L’épisode Mwana Africa : une rupture retentissante avec les actionnaires
L’un des cas les plus documentés demeure celui de Mwana Africa, groupe minier présent dans l’exploitation du diamant, de l’or et du nickel sur le continent africain. Après plusieurs années à la tête de l’entreprise, Kalaa Mpinga est finalement écarté de la direction à la suite d’un vote de défiance organisé lors d’une assemblée générale extraordinaire ( https://www.jeuneafrique.com/234648/economie-entreprises/les-chinois-evincent-kalaa-mpinga-de-mwana-africa/ )
Cette éviction intervient dans un contexte de désaccords persistants avec certains actionnaires, notamment chinois. À l’époque, l’intéressé évoque lui-même des divergences profondes concernant la stratégie de développement du groupe ainsi que son mode de gouvernance. Pour de nombreux observateurs, cet épisode constitue l’une des illustrations les plus marquantes des difficultés relationnelles qui ont jalonné sa carrière, avec des partenariats se terminant souvent par des ruptures ouvertes.
La MIBA : Une implication dans un environnement sous haute tension
Le nom de Kalaa Mpinga apparaît également dans les discussions liées à la relance de la Minière de Bakwanga (MIBA), fleuron historique de l’industrie diamantifère congolaise.

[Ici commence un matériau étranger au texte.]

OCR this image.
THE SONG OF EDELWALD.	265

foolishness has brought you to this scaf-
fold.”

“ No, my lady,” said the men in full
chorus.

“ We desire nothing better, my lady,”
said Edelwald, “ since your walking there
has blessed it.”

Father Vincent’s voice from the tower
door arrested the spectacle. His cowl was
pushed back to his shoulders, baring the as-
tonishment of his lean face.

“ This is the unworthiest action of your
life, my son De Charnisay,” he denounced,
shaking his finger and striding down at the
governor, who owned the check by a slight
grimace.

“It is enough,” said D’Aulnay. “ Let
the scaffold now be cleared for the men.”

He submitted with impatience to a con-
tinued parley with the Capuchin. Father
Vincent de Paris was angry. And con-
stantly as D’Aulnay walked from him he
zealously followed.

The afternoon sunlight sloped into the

À cette époque, l’entreprise traverse une crise profonde, sur fond d’enjeux économiques, sociaux et politiques particulièrement sensibles ( https://lemaximum.cd/2015/11/20/economie/kalaa-mpinga-les-rawji-enfer-ou-paradis-mbuji-mayi-veut-la-relance-de-sa-miba/ )
Bien que ce dossier diffère sensiblement de celui de Mwana Africa, plusieurs analyses soulignent néanmoins un élément commun : la difficulté à construire et préserver des alliances durables dans des secteurs pourtant stratégiques pour le développement économique.
Un style de gouvernance régulièrement pointé du doigt
Au fil des années, certains analystes ont observé que les tensions entourant plusieurs projets auxquels Kalaa Mpinga a été associé ne peuvent être expliquées uniquement par la complexité des environnements d’affaires africains.
Selon eux, ces frictions répétées seraient également liées à un mode de gestion caractérisé par des confrontations fréquentes avec les autres acteurs impliqués dans les projets, qu’il s’agisse d’actionnaires, de partenaires financiers ou de décideurs institutionnels. Cette lecture alimente le débat sur la capacité à maintenir un consensus durable autour de projets nécessitant pourtant stabilité et coopération.
Le dossier PHC dans la continuité d’un historique mouvementé ?
Dans ce contexte, les controverses observées autour de Plantations et Huileries du Congo (PHC) apparaissent, pour certains observateurs, moins comme un cas isolé que comme le prolongement d’un parcours déjà marqué par plusieurs conflits de gouvernance.
Si chaque dossier possède ses spécificités juridiques, économiques et opérationnelles, les critiques formulées convergent souvent vers une même interrogation : celle de la capacité à préserver des partenariats solides et durables dans des secteurs où la confiance entre les différentes parties constitue un facteur déterminant de succès.